Green brightens the mood of youth with things like that and with the different teams he has whether it’s a basketball team, salsa-making team, marketing team or pizza team.
He tries to brighten it with a trip down East Wash. Just a little way down the street. Past what used to be McDonald’s. Past the gym. Past the sorely-needing-updating East High School. Down the street, where The Spark and The Sylvee are neon-lighted beacons from another planet.
The kids ooh and aah at the plush surroundings. The Spark, an estimated $55-million dollar investment by American Family Insurance, is, in particular, a spectacular building. In addition to being home to employees from American Family, the Spark houses programs for young entrepreneurs. The Sylvee is a concert venue that is all lit up. Directly across the street are massive new plush condominiums with storefronts on the lower levels.
All of this progress is just blocks down the street. Will Green knows that progress is coming Darbo’s way and he wants to get ahead of it to make sure that when it does, no one from the community is left behind.
“I’m meeting with the City today,” Green tells Madison365. “They’re coming down to Darbo to see what the plan is for Darbo. I see the East Wash wave coming down here. How can we create something in Darbo that’s equitable for the people in Darbo? I would love to help shape that vision. I’m just trying to rally residents in the neighborhood to be a voice. Madison’s gotta stop talking about it and be about it. Darbo is the perfect place to inject minority-led initiatives and support minorities to be part of the growing city and not just be another pocket in this city. So that’s what we’re working on.”
Green wants the kids to ooh and aah about the structures in their own community, beginning with renovating the Salvation Army Gym and building other beautiful, artistic structures for the neighborhood.
“They’re gonna come down this far,” Green says of the development. “But I’m hoping it doesn’t look like the rest of East Wash, that our neighborhood people can’t afford. But I think Darbo should be the ethnic apex of Madison. We’ve got a lot of Latino people and Gambian people here. We could have arts. And I’m not talking about an ugly building like the gym. Go to DeForest and look at even their elementary school … and then go look at how La Follette looks.
“At the Spark Building, the kids were like ‘Oh my God, it’s amazing!’ That’s what I wanna have them be like in Darbo,” Green continues. “It’s gotta be something that looks really appealing and people want to walk it. And that’s what we can do. Create Darbo the way it really needs to be and it’s gotta happen right there on that space at the Salvation Army.”
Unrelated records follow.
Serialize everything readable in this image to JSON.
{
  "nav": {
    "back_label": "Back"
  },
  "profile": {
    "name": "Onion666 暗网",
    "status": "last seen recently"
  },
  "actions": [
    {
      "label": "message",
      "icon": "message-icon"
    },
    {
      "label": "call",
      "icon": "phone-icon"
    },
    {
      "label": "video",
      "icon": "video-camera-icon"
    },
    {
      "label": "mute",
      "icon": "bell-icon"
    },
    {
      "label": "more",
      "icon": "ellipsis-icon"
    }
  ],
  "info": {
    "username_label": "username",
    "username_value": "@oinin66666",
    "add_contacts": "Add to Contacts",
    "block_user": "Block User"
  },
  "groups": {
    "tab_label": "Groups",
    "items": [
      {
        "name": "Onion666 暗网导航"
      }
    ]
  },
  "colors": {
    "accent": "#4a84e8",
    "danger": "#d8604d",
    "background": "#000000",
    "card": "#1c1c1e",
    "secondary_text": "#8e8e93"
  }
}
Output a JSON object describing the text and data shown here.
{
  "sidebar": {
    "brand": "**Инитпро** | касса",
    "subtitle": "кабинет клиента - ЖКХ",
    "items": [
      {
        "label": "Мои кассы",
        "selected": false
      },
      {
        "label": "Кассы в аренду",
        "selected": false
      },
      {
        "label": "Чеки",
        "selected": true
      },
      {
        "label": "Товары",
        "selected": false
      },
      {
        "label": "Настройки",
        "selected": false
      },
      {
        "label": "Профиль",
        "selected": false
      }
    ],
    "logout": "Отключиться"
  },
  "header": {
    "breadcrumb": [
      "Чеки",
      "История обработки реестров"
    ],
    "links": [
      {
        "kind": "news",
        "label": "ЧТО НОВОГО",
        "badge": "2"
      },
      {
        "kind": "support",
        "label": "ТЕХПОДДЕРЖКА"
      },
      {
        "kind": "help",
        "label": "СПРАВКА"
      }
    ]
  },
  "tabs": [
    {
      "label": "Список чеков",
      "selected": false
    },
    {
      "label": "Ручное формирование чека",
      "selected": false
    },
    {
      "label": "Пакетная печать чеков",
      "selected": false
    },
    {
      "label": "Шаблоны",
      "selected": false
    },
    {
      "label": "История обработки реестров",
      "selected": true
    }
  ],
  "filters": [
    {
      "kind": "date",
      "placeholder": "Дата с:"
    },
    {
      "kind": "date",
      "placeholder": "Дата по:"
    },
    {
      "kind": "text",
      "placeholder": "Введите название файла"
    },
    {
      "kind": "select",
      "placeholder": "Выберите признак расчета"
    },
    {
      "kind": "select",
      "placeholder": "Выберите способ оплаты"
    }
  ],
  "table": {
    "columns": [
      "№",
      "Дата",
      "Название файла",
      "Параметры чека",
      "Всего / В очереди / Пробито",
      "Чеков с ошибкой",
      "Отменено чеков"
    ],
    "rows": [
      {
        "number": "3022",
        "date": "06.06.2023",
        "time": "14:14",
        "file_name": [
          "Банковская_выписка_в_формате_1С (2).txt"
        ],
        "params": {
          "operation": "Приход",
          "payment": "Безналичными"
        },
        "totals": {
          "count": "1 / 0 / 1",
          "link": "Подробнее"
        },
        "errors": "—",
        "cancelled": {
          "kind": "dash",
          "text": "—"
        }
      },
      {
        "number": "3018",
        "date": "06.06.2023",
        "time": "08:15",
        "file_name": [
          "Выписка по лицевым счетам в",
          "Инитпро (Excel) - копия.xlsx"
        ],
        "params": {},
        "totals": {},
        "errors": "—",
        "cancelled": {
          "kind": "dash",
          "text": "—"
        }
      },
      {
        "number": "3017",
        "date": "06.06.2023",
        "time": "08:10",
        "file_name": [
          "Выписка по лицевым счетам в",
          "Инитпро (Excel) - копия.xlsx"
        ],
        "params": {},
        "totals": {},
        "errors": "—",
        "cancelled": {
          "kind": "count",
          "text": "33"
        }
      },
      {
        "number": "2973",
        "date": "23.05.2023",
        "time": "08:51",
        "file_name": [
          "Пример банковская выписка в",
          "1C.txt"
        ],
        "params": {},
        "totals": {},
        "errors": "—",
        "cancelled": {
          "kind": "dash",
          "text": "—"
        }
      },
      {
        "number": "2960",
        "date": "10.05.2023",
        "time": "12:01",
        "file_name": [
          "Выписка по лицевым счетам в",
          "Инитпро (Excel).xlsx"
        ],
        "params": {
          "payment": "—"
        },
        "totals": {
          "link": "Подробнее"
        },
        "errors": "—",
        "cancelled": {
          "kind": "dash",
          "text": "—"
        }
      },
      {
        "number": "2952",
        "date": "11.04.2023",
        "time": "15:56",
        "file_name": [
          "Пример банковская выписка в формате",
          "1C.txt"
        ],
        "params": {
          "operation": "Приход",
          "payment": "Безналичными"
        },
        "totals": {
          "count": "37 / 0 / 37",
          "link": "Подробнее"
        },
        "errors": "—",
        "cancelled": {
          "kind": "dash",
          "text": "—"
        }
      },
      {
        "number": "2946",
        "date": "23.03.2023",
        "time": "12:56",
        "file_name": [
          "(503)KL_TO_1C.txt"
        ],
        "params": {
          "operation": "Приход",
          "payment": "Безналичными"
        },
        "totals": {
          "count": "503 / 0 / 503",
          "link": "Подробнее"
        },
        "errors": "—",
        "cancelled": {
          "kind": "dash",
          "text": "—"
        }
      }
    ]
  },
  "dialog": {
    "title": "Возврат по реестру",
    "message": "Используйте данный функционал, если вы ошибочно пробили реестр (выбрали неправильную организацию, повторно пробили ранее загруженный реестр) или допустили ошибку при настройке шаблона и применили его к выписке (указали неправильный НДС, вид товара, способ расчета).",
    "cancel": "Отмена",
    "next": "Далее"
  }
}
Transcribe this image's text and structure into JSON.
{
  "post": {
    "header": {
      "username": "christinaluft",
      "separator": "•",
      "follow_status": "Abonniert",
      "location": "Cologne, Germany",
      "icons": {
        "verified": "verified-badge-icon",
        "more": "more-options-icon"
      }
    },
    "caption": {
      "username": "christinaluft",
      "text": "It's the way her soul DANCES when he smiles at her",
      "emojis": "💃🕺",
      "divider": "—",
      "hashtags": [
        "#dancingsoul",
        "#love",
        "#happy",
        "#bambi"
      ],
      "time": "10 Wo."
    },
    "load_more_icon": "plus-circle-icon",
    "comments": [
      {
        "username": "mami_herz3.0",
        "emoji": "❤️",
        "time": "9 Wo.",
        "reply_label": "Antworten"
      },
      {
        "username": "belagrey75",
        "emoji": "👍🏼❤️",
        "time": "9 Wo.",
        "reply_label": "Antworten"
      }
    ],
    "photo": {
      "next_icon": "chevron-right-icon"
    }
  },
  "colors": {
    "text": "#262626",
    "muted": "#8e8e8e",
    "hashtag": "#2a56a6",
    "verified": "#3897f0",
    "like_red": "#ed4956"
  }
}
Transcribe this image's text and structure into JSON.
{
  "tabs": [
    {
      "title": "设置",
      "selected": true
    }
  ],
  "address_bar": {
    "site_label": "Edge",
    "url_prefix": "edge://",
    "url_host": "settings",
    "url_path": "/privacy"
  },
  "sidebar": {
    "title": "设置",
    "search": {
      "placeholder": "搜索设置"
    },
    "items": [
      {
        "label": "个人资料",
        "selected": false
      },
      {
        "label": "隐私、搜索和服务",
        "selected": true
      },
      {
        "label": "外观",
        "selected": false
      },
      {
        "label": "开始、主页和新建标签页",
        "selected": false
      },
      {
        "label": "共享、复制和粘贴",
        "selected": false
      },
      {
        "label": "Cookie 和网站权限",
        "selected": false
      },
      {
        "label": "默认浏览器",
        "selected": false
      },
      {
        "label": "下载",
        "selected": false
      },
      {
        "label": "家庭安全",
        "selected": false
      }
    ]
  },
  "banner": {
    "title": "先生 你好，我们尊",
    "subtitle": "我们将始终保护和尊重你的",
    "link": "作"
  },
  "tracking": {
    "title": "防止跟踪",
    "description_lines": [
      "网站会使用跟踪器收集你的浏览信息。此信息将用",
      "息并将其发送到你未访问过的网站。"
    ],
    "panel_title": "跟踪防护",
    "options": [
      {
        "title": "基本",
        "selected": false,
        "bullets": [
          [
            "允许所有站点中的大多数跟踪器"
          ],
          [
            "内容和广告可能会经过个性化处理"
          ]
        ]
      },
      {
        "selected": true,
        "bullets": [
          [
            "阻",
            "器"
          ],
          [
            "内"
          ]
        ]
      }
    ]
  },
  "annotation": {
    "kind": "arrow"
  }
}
You can go to any side of Madison and it is full of communities that are like small pockets of poverty surrounded by more beautiful, affluent areas close by. Walking through the campus of Edgewood High School and College is a different experience than walking through La Follette, Green pointed out.
Green feels like it is important that the City of Madison take a new approach to renewing the spaces, and thereby the psyches, of those small pockets around town.
“Some of the neighborhood resource team thought we should have a meeting with them and let them know how we’re thinking,” Green said. “Hopefully people’s voice can be part of what the city has in mind. Come on, man. Let’s get this right.”